Families absorb a significant portion of the cost of paying for college for their children. In fact, for the first time in five years parent savings and income became the top source of college funding at 32%, surpassing scholarships and grants (30%), Sallie Mae reported.
With multiple options for saving, most families use a combination of different types of accounts, including personal savings, UGMA/UTMA custodial accounts, and 529 college savings plans. The 529 plan remains one of the most popular. In a 2015 College Savings Foundation survey, 51% of parents said saving is their top strategy to fund college, and 33% of respondents have established a 529 plan.
Indeed, new 529 accounts and assets have continued to grow steadily for years. From 2007 to 2014, assets doubled to $223.9 billion, the Investment Company Institute noted.

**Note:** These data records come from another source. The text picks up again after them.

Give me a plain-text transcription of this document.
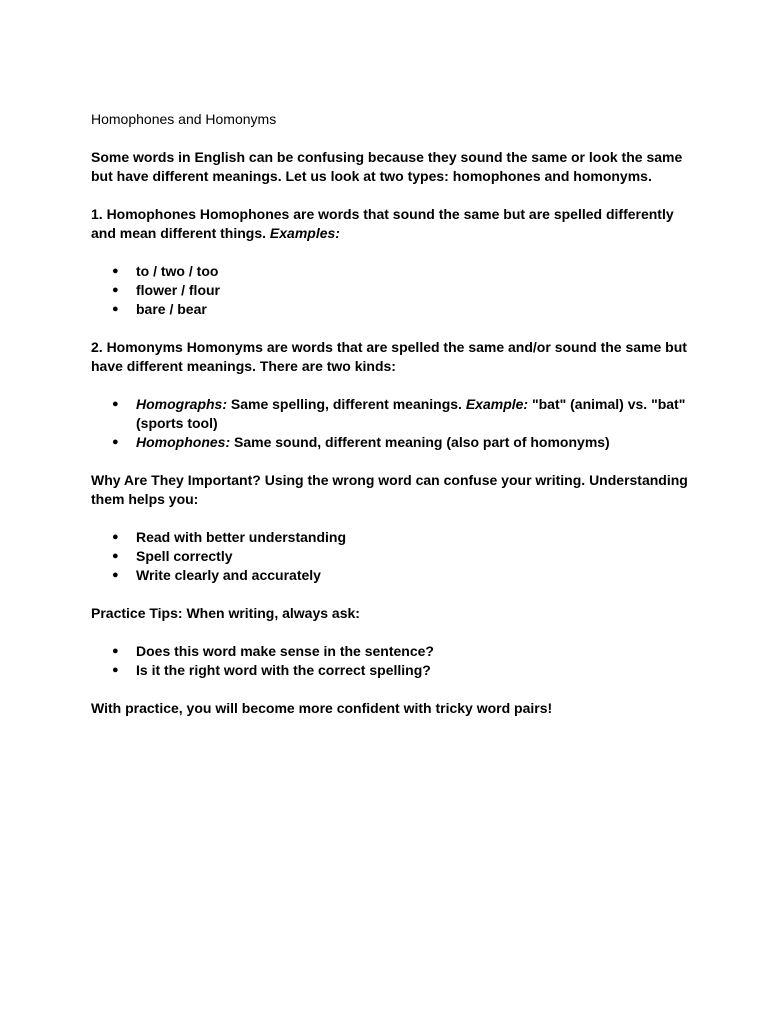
Homophones and Homonyms

Some words in English can be confusing because they sound the same or look the same but have different meanings. Let us look at two types: homophones and homonyms.

1. Homophones Homophones are words that sound the same but are spelled differently and mean different things. Examples:

● to / two / too
● flower / flour
● bare / bear

2. Homonyms Homonyms are words that are spelled the same and/or sound the same but have different meanings. There are two kinds:

● Homographs: Same spelling, different meanings. Example: "bat" (animal) vs. "bat" (sports tool)
● Homophones: Same sound, different meaning (also part of homonyms)

Why Are They Important? Using the wrong word can confuse your writing. Understanding them helps you:

● Read with better understanding
● Spell correctly
● Write clearly and accurately

Practice Tips: When writing, always ask:

● Does this word make sense in the sentence?
● Is it the right word with the correct spelling?

With practice, you will become more confident with tricky word pairs!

Still, choosing a savings vehicle can be confusing, especially when you are first developing a saving strategy. Different types of accounts offer a range of tax advantages and benefits. But some savings vehicles may be more beneficial depending on an individual’s financial situation.
Defining savings goals and needs can be a first step when making comparisons. Putnam’s saving selection tool employs frequently asked questions to provide some insight into the various types of plans.
The next challenge is the accumulation goal. Colleges publish tuition, fees, and room and board charges annually. Knowing what a four-year college may cost is an important guideline. This calculator can help guide savers with monthly goals and also help determine if their current savings plan is on track.
Whether parents have opened a college fund or are facing the first tuition bill, getting help from a financial advisor can be important.
Start saving early
As with most saving strategies, starting early is an advantage. College debt has been a catalyst for many to save. Younger parents, many of whom are paying off their own college debt, began saving early for their children’s education. The College Savings Foundation survey found 40% of parents age 31–35 have student debt, and 91% said that it made them consider other strategies for their children — including saving in 529 plans.